Do Mais Goiás

Aparecida tem menos de 1 m² de área verde por habitante

Além de estar abaixo do recomendado pela OMS, esses espaços estão ameaçados pela degradação

Parque Tamanduá, área verde em Aparecida (Foto: Jucimar de Sousa/MaisGoiás)
Parque Tamanduá, área verde em Aparecida (Foto: Jucimar de Sousa/MaisGoiás)

Aparecida possui 12 vezes menos área verde por habitante do que o recomendado pela Organização Mundial de Saúde (OMS). Excetuando as praças públicas, existem apenas 980 centímetros quadrados de áreas verdes para cada Aparecidense. Além de estar abaixo do recomendado, especialistas ouvidos pelo Mais Goiás consentem que essas áreas estão ameaçadas pela degradação ambiental, apontada como raiz dos problemas de desabastecimento de água e mudanças climáticas.

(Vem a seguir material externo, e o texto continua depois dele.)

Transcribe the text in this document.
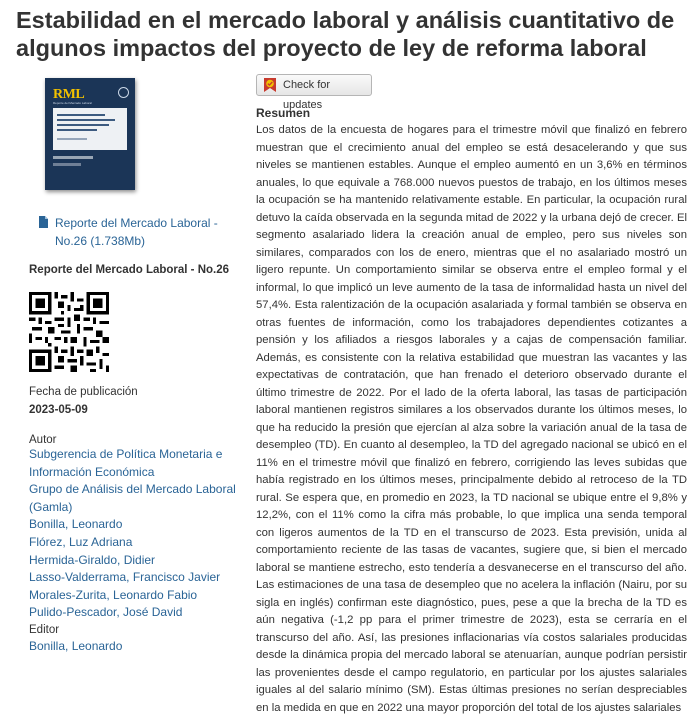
Estabilidad en el mercado laboral y análisis cuantitativo de algunos impactos del proyecto de ley de reforma laboral
RML
Reporte del Mercado Laboral
Reporte del Mercado Laboral - No.26 (1.738Mb)
Reporte del Mercado Laboral - No.26
Fecha de publicación
2023-05-09
Autor
Subgerencia de Política Monetaria e Información Económica
Grupo de Análisis del Mercado Laboral (Gamla)
Bonilla, Leonardo
Flórez, Luz Adriana
Hermida-Giraldo, Didier
Lasso-Valderrama, Francisco Javier
Morales-Zurita, Leonardo Fabio
Pulido-Pescador, José David
Editor
Bonilla, Leonardo
Check for updates
Resumen

Los datos de la encuesta de hogares para el trimestre móvil que finalizó en febrero muestran que el crecimiento anual del empleo se está desacelerando y que sus niveles se mantienen estables. Aunque el empleo aumentó en un 3,6% en términos anuales, lo que equivale a 768.000 nuevos puestos de trabajo, en los últimos meses la ocupación se ha mantenido relativamente estable. En particular, la ocupación rural detuvo la caída observada en la segunda mitad de 2022 y la urbana dejó de crecer. El segmento asalariado lidera la creación anual de empleo, pero sus niveles son similares, comparados con los de enero, mientras que el no asalariado mostró un ligero repunte. Un comportamiento similar se observa entre el empleo formal y el informal, lo que implicó un leve aumento de la tasa de informalidad hasta un nivel del 57,4%. Esta ralentización de la ocupación asalariada y formal también se observa en otras fuentes de información, como los trabajadores dependientes cotizantes a pensión y los afiliados a riesgos laborales y a cajas de compensación familiar. Además, es consistente con la relativa estabilidad que muestran las vacantes y las expectativas de contratación, que han frenado el deterioro observado durante el último trimestre de 2022. Por el lado de la oferta laboral, las tasas de participación laboral mantienen registros similares a los observados durante los últimos meses, lo que ha reducido la presión que ejercían al alza sobre la variación anual de la tasa de desempleo (TD). En cuanto al desempleo, la TD del agregado nacional se ubicó en el 11% en el trimestre móvil que finalizó en febrero, corrigiendo las leves subidas que había registrado en los últimos meses, principalmente debido al retroceso de la TD rural. Se espera que, en promedio en 2023, la TD nacional se ubique entre el 9,8% y 12,2%, con el 11% como la cifra más probable, lo que implica una senda temporal con ligeros aumentos de la TD en el transcurso de 2023. Esta previsión, unida al comportamiento reciente de las tasas de vacantes, sugiere que, si bien el mercado laboral se mantiene estrecho, esto tendería a desvanecerse en el transcurso del año. Las estimaciones de una tasa de desempleo que no acelera la inflación (Nairu, por su sigla en inglés) confirman este diagnóstico, pues, pese a que la brecha de la TD es aún negativa (-1,2 pp para el primer trimestre de 2023), esta se cerraría en el transcurso del año. Así, las presiones inflacionarias vía costos salariales producidas desde la dinámica propia del mercado laboral se atenuarían, aunque podrían persistir las provenientes desde el campo regulatorio, en particular por los ajustes salariales iguales al del salario mínimo (SM). Estas últimas presiones no serían despreciables en la medida en que en 2022 una mayor proporción del total de los ajustes salariales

O Índice de Área Verde por Habitante (IVH) de uma cidade é calculado dividindo o total de metros quadrados de áreas verdes públicas de um município pela quantidade de habitantes do local. Em Aparecida, o IVA é igual a 0,98 metros quadrados por habitante. Para realização do cálculo, O Mais Goiás solicitou a Secretaria Municipal do Meio Ambiente (Semma) o total de metros quadrados de áreas verdes públicas do município.

A pasta informou que o somatório das áreas totais da Serra da Areia, do Parque Lafaiete, do Parque da Criança, do Horto Florestal e do Parque Tamanduá. seria igual a 580.541,46 metros quadrados. A Prefeitura de Aparecida ainda comunicou que a Semma e a Regulação Urbana está preparando estudo e mapeamento de áreas verdes na cidade.

Ilhas Verdes

O geógrafo e professor da Universidade Estadual de Goiás, Bernardo Cristóvão Colombo afirma que apesar de isolados uns dos outros, as “ilhas verdes” da cidade são áreas que contribuem com a manutenção do clima de todo município. Além disso a vegetação desses locais protegem córregos essenciais para o abastecimento de toda Região Metropolitana de Goiânia.

“Precisamos frear a degradação e tentar recuperar e proteger o que ainda restou destas áreas. Aparecida é um polo atrativo para o capital, mas não podemos nos esquecer do papel que essas áreas representam para nossa sobrevivência”, afirmou o geógrafo. Bernardo ainda diz que as unidades de conservação do município estão ameaçadas pela ação antrópica e adensamento urbano. “A Serra da Areia, uma das maiores áreas verdes do município deve ter aproximadamente 30% da vegetação degradada. Nas unidades menores o estrago é maior ainda”, declarou.

Crise Hídrica

A gestora ambiental Patrícia Sahium, também afirma que as unidades de conservação e proteção ambiental do município são fundamentais para preservação de recursos hídricos e manutenção do clima. “Se começarmos a invadir beiras de córregos para desmatar, a água vai diminuir cada vez mais. Se esses locais não tiverem proteção de mata ciliar, os córregos podem até desaparecer e são eles que avolumam os rios que abastecem as cidades”, defende.

Tanto Patrícia Sahium, quanto o professor Bernardo Cristóvão Colombo concordam que a única saída para a proteção, recuperação e manutenção das áreas verdes é a união entre o Poder Público e a Sociedade Civil. No entanto, o professor Bernardo destaca que a educação ambiental tem papel fundamental para que a própria população entenda que depende do meio-ambiente para sobreviver e lute pela preservação do mesmo.

“As autoridades devem promover educação ambiental e, inclusive, pagar as pessoas para serem fiscais e agentes ambientais do município. Se não houver trabalho de conscientização, as pessoas nunca vão entender a importância do meio-ambiente e a degradação vai avançar cada vez mais”, conclui o geógrafo.

Contrapartida

A prefeitura de Aparecida teve um empréstimo arpovado no valor de U$ 12O milhões com o Novo Banco de Desenvolvimento (NBD). De acordo com o secretário da Fazenda do município, André Luís Rosa, parte dos recursos será usado para implantação de cinco parques no município. Todos são hoje áreas degradadas e que necessitam de intervenções. Um deles é o Parque Tamanduá que conta com alguns aparelhos públicos, mas se encontra precarizado. “Isso não quer dizer que teremos aumento na cobertura vegetal da cidade, já que são áreas já existentes. Teremos intervenção no sentido de melhorias de aparelhos públicos”, diz.